Texte de Julien Mignot lu par Jeanne Balibar pour l'exposition 96 Months.

"Après le temps de repos nécessaire à l’argentique, j’ai décidé d’éditer tous les mois les images classées “divers“ sur mon ordinateur. Ces images sont inutiles. Ce sont pourtant celles qui sont le plus proches de moi, puisqu’elles constituent les archives singulières d’un point de vue unique, mouvant à chaque instant.
La démarche est intéressée. Il ne s’agit pas de dire « voilà ce que j’ai vu » ou « voilà ce que j’ai vécu », il s’agit d’observer ce qu’il reste d’un instant unique que nous n’avons pas partagé, si proches ou si loin que nous sommes. Ce qui compte dans chaque image c’est ce qu’elle évoque pour celui qui la regarde. C’est cette petite histoire personnelle qui m’intéresse. Chacune d’entre elles est unique puisqu’elle fait appel à l’imaginaire du spectateur confronté à une hypothèse du réel attrapée au vol.
Voyez ce que je n’ai sans doute jamais vu, ce que j’ai cru voir et que vous verrez sans doute, ce que je ne verrai jamais et qui sera pourtant comme une évidence à vos yeux.

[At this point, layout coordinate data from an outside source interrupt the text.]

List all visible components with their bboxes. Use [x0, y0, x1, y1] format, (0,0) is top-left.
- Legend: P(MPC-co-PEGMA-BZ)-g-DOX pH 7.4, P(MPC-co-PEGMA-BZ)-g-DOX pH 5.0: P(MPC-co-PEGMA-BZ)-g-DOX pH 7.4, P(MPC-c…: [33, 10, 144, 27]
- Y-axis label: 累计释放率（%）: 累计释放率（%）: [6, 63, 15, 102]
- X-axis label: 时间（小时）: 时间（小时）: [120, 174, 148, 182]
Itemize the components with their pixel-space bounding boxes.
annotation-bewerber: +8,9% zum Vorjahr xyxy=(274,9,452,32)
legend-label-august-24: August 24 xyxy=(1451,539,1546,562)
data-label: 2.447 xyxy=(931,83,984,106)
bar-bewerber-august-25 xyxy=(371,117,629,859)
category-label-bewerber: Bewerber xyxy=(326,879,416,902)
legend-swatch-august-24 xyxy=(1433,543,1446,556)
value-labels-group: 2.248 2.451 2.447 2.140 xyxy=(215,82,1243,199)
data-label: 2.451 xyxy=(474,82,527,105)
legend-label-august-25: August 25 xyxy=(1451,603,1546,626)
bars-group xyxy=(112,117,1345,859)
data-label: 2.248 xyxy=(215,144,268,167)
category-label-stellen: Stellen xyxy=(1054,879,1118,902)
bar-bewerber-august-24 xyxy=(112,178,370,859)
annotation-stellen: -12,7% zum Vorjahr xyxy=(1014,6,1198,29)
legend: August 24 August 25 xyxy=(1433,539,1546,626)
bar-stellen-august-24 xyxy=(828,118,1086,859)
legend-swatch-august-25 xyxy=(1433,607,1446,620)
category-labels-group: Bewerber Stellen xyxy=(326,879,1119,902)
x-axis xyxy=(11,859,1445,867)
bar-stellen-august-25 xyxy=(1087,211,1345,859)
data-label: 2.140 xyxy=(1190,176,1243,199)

Pendant 8 ans j’ai posté chaque mois une série de photo, une playlist et un texte. C’était une sorte de journal intime. Une façon de dire, patience, je cherche encore. C’était déjà une interaction avec la musique et l’écriture. Nous avons finalement retenu une image par mois et 96 minutes de texte lu, les images portent le titre de morceaux de musique.